Dans l'interview, le chef de la diplomatie rwandaise retrouvé par
Jeune Afrique explique le fond politique de sa « défection ». Avant de
quitter Kigali pour une mission officielle aux Etats-Unis, il avait,
dit-il, marqué son désaccord sur plusieurs points fondamentaux
réclamant, notamment, l'élargissement du gouvernement, l'intégration
des militaires de l'ancienne armée et de meilleures garanties de
sécurité pour les réfugiés - hutus - rentrant au pays. Selon lui, le
rapport d'enquête de l'Américain Robert Gersony, communiqué par son
auteur à plusieurs membres du gouvernement rwandais et qui fait état
d'environ 30.000 Hutus tués depuis la prise de pouvoir du nouveau
régime, n'a provoqué aucune réaction. Les massacres sont présentés par
le gouvernement comme « le fait d'individus isolés », qui auraient été
sanctionnés. Or, depuis juillet, le nombre des responsables
« soi-disant arrêtés », entre 70 et 80 soldats du FPR, « n'a jamais
varié ».
Jean-Marie Ndagijimana formule de très graves accusations : « Le FPR
mène une politique délibérée de colonisation des terres, à l'est et au
nord. Dans le Mutara, des centaines de milliers de Rwandais venant
d'Ouganda se sont réinstallés. (...) Au sud-est, même phénomène: entre
Kibongo et Butare, tout au long de la frontière avec le Burundi, sur
une profondeur d'environ 50km, les populations indigènes ont fui ou
ont été massacrées. A leur place, on a installé des Tutsis du
Burundi. Des milices ont. même été constituées: un préfet l'a reconnu
dans un discours officiel. Il s'est même félicité de leur bonne
organisation. Si les réfugiés du Zaïre et de Tanzanie rentrent chez
eux, ce problème éclatera au grand jour. Voilà pourquoi le
gouvernement ne fait rien pour accélérer leur retour. »

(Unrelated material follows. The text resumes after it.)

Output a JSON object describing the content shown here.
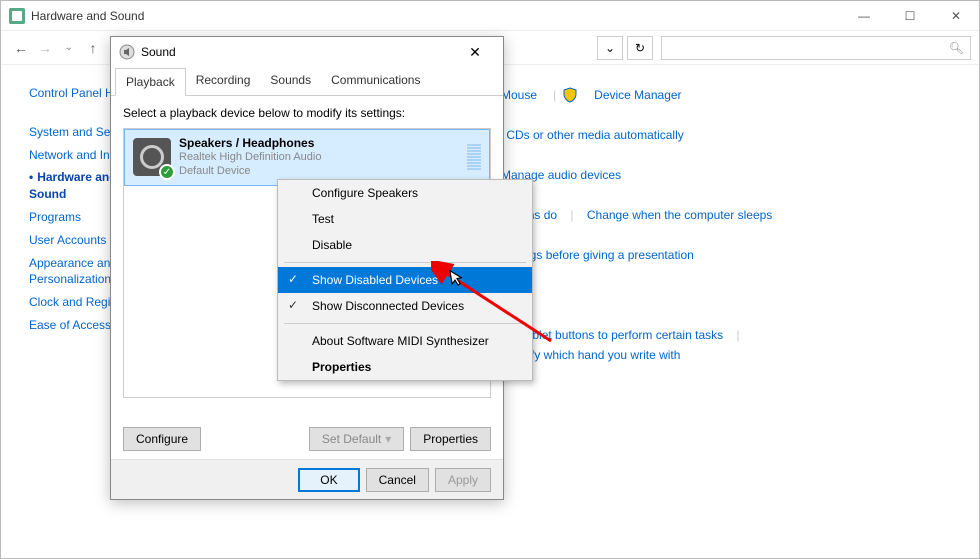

Toujours selon le chef de la diplomatie rwandaise, « un conflit
grandissant oppose les Tutsis du Rwanda à ceux qui sont rentrés d'exil
en Ouganda et au Burundi. Les premiers sont considérés par les seconds
comme des collaborateurs ! » Mais pourquoi lui-même ou le Premier
ministre, Twagiramungu, des Hutus issus de l'opposition intérieure à
l'ancien régime, ne dénoncent-ils pas la dérive du nouveau régime ? En
raison de la « terreur » du FPR, répond Jean-Marie Ndagijimana, qui
rapporte ce propos du Premier ministre, plusieurs fois tenu en sa
présence : « Mais qui va s'occuper de mes enfants, quand je serai
mort ? » Le FPR lui-même serait d'ailleurs menacé d'éclatement et son
chef, le général Paul Kagamé, en passe d'être débordé par des
radicaux, dont le chef d'état-major de la gendarmerie, le colonel
Kayumba.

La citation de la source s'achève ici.